Churchill, Roosevelt and Stalin. Tinker, Evers and Chance. Britney, Paris and Lindsay.

Well, here's our current Big 3 of Florida folks who find themselves confronting three business challenges.

Meet Kalt, Sink and Allen.

Most of you are not yet familiar with Michael Kalt, but it's a name we'll hear more about in the coming months.

Formally, Kalt is the Tampa Bay Rays' senior vice president of development and business affairs. Informally, he's the Ivy Leaguer/Harvard Law degree guy with New York City roots the Rays chose to lead their efforts both for a new downtown St. Petersburg baseball stadium and a redevelopment of the Tropicana Field acreage into new stores, housing - and a new source of city taxes to help pay for a Rays waterfront relocation.

Kalt brings Big Apple experience as a scrapper for sports stadiums and redevelopment. You know the Sinatra tune - if he can make it there, he'll make it anywhere. When New York City and Tampa Bay were vying to become host city of the 2012 Olympics, Kalt was an economic developer for New York's mayor.

Back then, plans called for new stadiums for the New York Jets in Manhattan and the New York Mets in Queens, and a Brooklyn arena for the New Jersey Nets.

"This is uncharted territory for us," Kalt said at the time, noting how long it was since a stadium had been built in New York City.

Now watch Kalt leverage those years of packaging redevelopment and new stadiums as the complex Rays deal unfolds.

Sink - the second name of the trio - is Florida Chief Financial Officer Alex Sink. A former banker, Sink oddly finds herself protecting public funds from a nasty bank run.

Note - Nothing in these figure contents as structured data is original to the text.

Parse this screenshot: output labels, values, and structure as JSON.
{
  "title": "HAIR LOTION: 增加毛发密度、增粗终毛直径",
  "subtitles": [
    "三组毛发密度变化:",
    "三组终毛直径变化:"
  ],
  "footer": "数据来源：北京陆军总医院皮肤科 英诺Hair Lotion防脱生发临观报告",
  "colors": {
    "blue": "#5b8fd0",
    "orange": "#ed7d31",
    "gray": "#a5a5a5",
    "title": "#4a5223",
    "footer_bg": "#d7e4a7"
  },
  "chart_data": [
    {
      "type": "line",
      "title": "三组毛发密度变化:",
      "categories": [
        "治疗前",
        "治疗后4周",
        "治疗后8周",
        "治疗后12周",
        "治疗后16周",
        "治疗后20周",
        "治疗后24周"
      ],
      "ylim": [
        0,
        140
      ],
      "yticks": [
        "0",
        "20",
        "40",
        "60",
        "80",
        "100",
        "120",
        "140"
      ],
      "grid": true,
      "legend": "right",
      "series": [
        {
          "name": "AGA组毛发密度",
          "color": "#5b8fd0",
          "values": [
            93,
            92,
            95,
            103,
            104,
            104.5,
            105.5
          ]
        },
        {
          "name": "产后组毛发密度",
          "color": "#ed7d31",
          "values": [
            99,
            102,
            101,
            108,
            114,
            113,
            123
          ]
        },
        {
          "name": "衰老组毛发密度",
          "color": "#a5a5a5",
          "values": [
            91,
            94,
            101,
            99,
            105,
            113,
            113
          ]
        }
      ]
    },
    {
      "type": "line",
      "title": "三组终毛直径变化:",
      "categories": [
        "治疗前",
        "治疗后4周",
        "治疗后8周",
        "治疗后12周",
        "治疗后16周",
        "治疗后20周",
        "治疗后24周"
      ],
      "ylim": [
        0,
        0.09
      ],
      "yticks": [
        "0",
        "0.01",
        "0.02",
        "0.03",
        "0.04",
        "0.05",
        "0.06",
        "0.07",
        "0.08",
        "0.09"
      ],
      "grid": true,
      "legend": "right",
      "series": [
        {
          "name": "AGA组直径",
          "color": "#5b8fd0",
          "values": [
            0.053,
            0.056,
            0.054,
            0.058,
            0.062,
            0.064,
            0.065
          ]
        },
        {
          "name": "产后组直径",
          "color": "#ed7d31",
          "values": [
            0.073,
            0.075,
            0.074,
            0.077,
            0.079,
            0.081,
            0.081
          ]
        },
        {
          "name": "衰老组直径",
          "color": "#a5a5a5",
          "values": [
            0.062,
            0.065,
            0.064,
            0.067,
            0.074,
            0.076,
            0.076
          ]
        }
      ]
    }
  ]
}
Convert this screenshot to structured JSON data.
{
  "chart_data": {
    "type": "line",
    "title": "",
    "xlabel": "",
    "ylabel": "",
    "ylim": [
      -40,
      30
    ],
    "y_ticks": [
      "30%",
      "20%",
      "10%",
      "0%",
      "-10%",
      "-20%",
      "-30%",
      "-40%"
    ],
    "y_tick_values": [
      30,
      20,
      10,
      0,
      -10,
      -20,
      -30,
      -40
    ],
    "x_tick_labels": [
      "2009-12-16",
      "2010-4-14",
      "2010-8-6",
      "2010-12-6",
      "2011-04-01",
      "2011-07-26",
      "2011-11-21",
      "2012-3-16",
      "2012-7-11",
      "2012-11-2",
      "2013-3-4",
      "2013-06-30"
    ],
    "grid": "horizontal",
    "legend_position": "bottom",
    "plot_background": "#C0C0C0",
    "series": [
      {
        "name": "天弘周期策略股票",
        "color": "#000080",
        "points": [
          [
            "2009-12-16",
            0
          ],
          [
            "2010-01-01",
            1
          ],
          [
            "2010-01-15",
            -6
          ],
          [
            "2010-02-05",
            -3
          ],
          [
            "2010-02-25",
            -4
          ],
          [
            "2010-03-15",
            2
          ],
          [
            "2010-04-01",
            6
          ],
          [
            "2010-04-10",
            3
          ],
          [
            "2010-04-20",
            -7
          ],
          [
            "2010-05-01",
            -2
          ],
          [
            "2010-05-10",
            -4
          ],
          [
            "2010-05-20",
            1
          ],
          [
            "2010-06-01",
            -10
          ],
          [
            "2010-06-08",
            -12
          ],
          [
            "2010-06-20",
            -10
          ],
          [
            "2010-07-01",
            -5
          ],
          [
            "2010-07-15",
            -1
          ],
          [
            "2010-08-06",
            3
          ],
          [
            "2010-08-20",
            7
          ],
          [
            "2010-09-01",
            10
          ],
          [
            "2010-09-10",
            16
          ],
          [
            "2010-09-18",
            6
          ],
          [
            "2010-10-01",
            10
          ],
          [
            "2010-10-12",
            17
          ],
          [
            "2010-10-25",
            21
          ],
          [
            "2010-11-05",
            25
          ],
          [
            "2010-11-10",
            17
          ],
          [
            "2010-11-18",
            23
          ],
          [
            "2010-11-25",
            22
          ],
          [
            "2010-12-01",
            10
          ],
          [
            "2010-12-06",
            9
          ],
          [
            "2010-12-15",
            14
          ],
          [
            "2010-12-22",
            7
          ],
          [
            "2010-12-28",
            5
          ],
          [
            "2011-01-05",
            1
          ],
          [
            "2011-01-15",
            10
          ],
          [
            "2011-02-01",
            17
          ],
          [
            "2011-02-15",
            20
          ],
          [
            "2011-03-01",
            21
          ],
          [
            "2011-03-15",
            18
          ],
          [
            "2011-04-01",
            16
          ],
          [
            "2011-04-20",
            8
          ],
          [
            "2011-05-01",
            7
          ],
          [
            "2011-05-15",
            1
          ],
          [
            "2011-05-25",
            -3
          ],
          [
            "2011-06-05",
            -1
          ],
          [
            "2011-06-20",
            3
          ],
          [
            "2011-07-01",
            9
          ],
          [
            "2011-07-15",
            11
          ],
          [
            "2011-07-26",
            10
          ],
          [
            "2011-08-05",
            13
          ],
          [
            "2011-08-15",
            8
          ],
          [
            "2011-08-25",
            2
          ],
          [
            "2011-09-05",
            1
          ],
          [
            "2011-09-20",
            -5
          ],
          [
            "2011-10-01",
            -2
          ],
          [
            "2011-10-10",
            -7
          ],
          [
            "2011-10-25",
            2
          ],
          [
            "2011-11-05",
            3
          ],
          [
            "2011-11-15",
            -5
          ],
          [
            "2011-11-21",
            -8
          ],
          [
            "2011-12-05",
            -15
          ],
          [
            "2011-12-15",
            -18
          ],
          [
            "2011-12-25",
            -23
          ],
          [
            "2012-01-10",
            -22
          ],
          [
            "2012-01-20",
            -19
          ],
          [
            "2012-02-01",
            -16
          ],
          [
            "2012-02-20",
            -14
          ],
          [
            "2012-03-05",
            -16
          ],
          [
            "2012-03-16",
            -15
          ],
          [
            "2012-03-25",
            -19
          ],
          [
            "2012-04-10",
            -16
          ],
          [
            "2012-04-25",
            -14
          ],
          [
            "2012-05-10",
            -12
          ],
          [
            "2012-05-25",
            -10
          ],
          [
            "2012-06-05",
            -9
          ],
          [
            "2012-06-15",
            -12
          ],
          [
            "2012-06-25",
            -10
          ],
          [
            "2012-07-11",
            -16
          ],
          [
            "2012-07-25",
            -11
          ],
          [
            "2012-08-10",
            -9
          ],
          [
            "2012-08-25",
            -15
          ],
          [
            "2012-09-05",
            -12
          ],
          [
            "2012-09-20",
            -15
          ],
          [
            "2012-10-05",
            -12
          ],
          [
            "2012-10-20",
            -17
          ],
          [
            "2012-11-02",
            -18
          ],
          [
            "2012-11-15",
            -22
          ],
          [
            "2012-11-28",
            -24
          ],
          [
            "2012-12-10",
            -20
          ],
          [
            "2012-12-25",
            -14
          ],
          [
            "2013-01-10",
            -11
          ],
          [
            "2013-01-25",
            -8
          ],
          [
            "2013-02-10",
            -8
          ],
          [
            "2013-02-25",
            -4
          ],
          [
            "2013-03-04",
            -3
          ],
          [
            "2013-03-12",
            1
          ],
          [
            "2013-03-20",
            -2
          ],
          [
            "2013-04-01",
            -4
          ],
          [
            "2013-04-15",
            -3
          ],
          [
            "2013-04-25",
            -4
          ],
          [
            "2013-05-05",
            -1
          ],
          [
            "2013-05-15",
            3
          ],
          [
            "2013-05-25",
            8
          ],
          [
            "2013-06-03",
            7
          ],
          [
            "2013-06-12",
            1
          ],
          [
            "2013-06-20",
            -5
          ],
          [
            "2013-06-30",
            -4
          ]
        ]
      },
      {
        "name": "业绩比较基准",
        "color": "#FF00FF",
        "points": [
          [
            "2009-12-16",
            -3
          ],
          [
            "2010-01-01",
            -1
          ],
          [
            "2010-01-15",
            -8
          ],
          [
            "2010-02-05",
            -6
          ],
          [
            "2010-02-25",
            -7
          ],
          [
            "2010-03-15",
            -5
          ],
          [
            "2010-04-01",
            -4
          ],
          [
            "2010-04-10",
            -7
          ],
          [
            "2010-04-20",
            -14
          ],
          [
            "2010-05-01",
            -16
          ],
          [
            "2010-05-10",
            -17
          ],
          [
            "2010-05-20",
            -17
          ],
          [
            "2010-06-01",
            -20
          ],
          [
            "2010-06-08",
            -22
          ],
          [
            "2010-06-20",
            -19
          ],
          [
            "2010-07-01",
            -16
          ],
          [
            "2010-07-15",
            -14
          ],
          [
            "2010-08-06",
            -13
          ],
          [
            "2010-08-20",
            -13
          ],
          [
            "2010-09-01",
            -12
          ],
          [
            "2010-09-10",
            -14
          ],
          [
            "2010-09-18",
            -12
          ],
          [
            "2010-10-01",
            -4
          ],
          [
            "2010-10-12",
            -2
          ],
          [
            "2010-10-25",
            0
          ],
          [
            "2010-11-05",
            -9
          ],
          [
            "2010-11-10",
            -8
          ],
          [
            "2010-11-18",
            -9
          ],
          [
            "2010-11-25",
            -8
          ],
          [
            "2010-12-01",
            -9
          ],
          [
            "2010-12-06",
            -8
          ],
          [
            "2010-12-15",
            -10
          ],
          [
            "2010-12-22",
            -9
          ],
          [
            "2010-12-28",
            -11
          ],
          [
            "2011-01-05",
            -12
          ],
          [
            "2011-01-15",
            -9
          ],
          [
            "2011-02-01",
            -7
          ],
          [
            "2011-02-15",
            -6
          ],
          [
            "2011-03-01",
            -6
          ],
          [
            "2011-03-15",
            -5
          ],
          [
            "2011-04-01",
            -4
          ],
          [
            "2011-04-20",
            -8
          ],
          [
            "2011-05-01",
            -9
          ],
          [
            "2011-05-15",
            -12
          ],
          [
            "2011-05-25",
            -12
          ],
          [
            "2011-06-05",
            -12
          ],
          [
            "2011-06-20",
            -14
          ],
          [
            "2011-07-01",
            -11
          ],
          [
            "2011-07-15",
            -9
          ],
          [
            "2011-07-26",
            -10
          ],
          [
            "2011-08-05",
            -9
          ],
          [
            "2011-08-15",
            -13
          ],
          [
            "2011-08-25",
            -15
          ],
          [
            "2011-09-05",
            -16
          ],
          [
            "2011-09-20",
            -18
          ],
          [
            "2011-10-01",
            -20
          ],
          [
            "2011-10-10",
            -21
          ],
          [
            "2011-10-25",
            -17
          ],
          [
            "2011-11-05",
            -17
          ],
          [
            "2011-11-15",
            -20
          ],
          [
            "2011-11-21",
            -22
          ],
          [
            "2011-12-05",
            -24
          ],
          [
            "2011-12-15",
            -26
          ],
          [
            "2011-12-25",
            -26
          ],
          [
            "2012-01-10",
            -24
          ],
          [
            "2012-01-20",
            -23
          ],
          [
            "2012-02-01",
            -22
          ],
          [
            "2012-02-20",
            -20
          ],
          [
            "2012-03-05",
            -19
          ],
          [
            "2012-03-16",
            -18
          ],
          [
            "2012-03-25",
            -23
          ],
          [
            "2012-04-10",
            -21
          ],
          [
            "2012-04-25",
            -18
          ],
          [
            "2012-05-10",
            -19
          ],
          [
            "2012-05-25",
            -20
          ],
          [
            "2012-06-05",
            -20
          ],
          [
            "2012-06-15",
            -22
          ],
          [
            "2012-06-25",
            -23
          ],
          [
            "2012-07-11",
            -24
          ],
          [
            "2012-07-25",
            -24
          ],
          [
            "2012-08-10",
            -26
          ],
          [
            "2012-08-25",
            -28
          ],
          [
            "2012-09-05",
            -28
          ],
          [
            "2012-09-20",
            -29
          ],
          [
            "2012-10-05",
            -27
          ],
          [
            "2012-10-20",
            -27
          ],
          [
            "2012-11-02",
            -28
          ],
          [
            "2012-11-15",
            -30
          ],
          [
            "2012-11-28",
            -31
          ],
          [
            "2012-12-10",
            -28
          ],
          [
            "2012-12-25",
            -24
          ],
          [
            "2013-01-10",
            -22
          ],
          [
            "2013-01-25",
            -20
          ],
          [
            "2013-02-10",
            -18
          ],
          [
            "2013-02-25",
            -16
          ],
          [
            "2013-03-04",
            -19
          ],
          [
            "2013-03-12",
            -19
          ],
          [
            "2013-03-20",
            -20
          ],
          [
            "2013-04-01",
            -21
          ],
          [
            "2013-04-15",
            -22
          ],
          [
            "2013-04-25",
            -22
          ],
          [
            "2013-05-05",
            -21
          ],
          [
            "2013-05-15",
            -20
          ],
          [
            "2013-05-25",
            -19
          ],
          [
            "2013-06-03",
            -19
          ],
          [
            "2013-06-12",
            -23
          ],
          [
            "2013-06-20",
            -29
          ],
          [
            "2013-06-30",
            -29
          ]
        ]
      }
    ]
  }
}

A state-managed fund for local government deposits is in trouble. Its "depositors" Florida counties and cities are spooked by reports that some of what the fund itself invested in, namely mortgage- and housing-related securities, have soured. Depositors want their money back all at once. The fund can't deliver. So the state has frozen withdrawals until it can figure out a fix.

Imagine Alex Sink as banker Jimmy Stewart confronting that bank run in the movie It's a Wonderful Life.

No. 3 in the trio: James Allen, chief executive of the Seminole Indian Tribe's vast gambling operations, including the recent $985-million deal for Hard Rock International. That purchase, and a new agreement with the state of Florida, sets the stage for Allen to prepare the Seminoles' already insanely profitable casino business for blast-off.

Despite diversification, the Seminoles still get 90 percent of their revenues from gambling.

Kalt, Sink and Allen. Maybe not Winston Churchill's tier, but our Big 3 have their hands full.